Никакая копия и самая лучшая репродукция не могут передать то незабываемое ощущение триумфа живописи, которое испытывает любой человек, входящий в узкое продолговатое помещение Оратории, лишённое дневного освещения, когда в полумраке с искусственной подсветкой в глубине, как окно в реальный мир, его взору предстаёт огромная картина, потрясающая жестокостью изображённой казни. Если искусство способно выражать зло и безнадёжность мира, то это как раз тот случай.
После завершения работы над огромным полотном Караваджо почувствовал страшную усталость и пустоту. Ему вдруг вспомнилось, что во время торжественного акта возведения в рыцарский сан он был настолько взволнован происходящим, что не придал значения и толком не понял произнесённых на латыни слов
Будучи натурой импульсивной, он верил в недобрые предчувствия, и им овладела хандра. В такие минуты его тянуло в порт, где он с тоской во взгляде провожал отплывающие фрегаты и галеры, увозящие мечту о Риме. Тогда же для одного из близких друзей магистра тосканца графа Франческо Антелла, который настойчиво обхаживал его и сулил помощь, был написан «Спящий маленький Амур» (72x105). Сложив крылья, ребёнок Амур забылся сном, зажав в руке стрелу. Но можно также предположить из-за сумрачного света, идущего откуда-то снизу, как из подземелья, что мальчик мёртв, поскольку его малоприятное лицо с полуоткрытым ртом и выступающими зубами кажется рано повзрослевшим, а голое тельце отдаёт мертвенной бледностью. Видимо, вспомнив возмущение заказчиков картины «Мадонна со змеёй», вызванное откровенным показом мужской плоти, на сей раз он оставил эту часть тела в полутени. Нетрудно представить, как граф Антелла отнёсся к этому то ли спящему, то ли усопшему уродцу с вздувшимся животиком. На тыльной стороне холста, возможно, рукой самого заказчика проставлены год написания и имя автора. Это была последняя мальтийская работа Караваджо, в которой нашло отражение состояние подавленности духа, когда перед воспалённым взором художника представала не красота окружающей южной экзотики, а уродство мира.
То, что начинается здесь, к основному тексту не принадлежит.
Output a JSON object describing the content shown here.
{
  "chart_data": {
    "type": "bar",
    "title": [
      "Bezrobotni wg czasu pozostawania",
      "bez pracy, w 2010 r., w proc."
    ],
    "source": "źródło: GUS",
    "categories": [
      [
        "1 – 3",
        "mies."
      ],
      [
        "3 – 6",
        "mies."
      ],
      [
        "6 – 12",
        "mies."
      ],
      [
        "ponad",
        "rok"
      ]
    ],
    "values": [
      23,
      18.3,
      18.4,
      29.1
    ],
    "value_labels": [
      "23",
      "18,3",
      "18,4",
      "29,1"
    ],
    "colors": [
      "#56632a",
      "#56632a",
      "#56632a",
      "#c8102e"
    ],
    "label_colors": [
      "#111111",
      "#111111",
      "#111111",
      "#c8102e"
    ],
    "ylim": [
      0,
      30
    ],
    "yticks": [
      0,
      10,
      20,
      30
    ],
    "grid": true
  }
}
Изнывая от дикой жары, когда на зубах скрипел песок знойной Сахары и, казалось, плавились мозги, он метался по острову. Всё валилось из рук, так как из Рима до сих пор не пришло никакого известия о помиловании. Почувствовав на себе мёртвую хватку магистра Виньякура, которого интересовали только написанные им картины, Караваджо не знал, с кем посоветоваться и к кому обратиться за помощью. Приглянувшийся ему приор Мартелли уплыл к месту назначения в Мессину, а с ним так хотелось поговорить по душам! Марио, о котором он забыл в суматохе, где-то скрывается от инквизиции или успел сбежать на Сицилию.
Неужели сбывается предсказание римской цыганки и ему надо опасаться недобрых людей? На острове полно тех, кто готов ради собственной выгоды или в споре пойти на всё, вплоть до убийства. Он с опаской стал обходить лабиринт узких улочек, где можно было напороться на нежелательную встречу. В который раз он пытался разглядеть на ладони линию жизни, и рука теперь тянулась не к кисти, а к кинжалу. В конце августа, когда жара достигла своего пика и атмосфера была накалена в прямом и переносном смысле, нервы не выдержали, и у него произошло несколько стычек с братьями по Мальтийскому ордену. Можно с полной уверенностью утверждать, что после одержанного им громкого успеха против него плелись сети заговора, ибо зависть способна на всё. Однажды в одном из трактиров, где он был с кем-то из знакомых, у него произошла громкая ссора с прокуратором казны ордена Джероламо Варейсом, сидевшим за соседним столом. Он то и дело недовольно оборачивался, словно Караваджо мешал ему разговором со своим сотрапезником. Наконец Варейс, встав из-за стола, вызывающе заявил:
— Кто бы ты там ни был, не очень-то заносись. Помни, что рыцарем ты стал из милости, а потому знай своё место и помалкивай!
От неожиданности Караваджо растерялся, не зная, как ответить на наглость. Уже выхватив шпагу, он сдержался, иначе ссора закончилась бы дуэлью.
— Только твоя седина, — воскликнул он, еле сдерживаясь, — мешает мне укоротить твой поганый язык!
— Тебе это припомнится, несчастный, — ответил Варейс, покидая трактир.